Now, as some cities consider making outdoor dining permanent, it’s important to keep in mind the possibility of a swelling rat population. Leftover food left at outdoor tables surely attracts these rodents—we all remember the viral video that circulated around social media of the rat dragging a slice of pizza down the subway steps!
Found out today that the most purchased item in the @MuseumofCityNY gift store is a Pizza Rat ornament. I have no words. 😂 pic.twitter.com/cSacsYKTOU
— Smaran Dayal (@smaran) December 2, 2021
And now that most businesses have returned to their normal pre-pandemic routines so have rats as their behavior is directly tied to human behavior.
Steps are being taken to combat this issue, however. Former NYC Mayor Bill de Blasio spent tens of millions of dollars on more frequent trash pickups, more aggressive housing inspections, and replacing dirt basement floors in some apartment buildings with concrete. The city also launched a program to use dry ice to suffocate rats in their burrows.

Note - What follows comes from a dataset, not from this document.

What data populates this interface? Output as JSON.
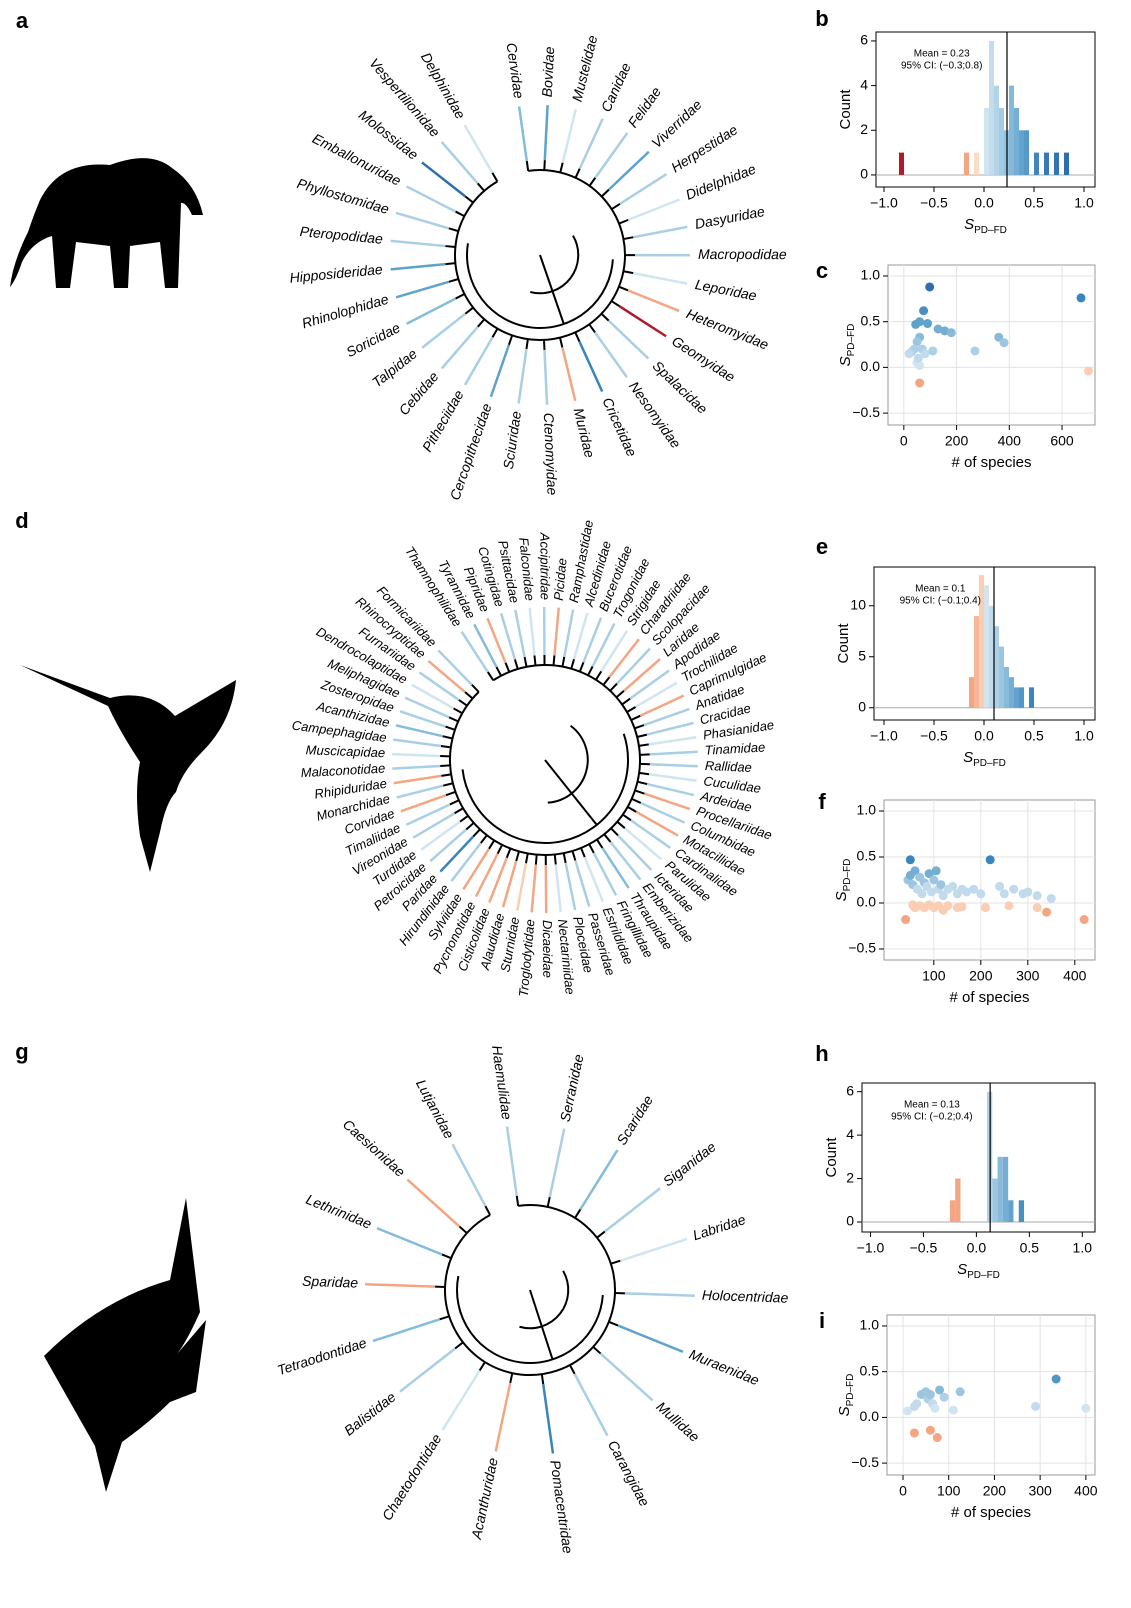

The city’s latest effort, announced by NYC Mayor Eric Adams during a recent news conference in Times Square, includes padlocked trash bins intended to reduce the big piles of garbage bags that these rodents love to feast on (you can learn more about these here).
This issue is certainly more than one of annoyance, too. Rats are also a public health concern, as most human infections are associated with rats. Last year, at least 13 people were hospitalized due to leptospirosis, a condition that attacks the kidneys and liver that is contracted through rats.
It’s been said that there are more rats than people in some NYC neighborhoods, but hopefully these new initiatives being taken to combat this issue result in a decrease of these unwanted guests.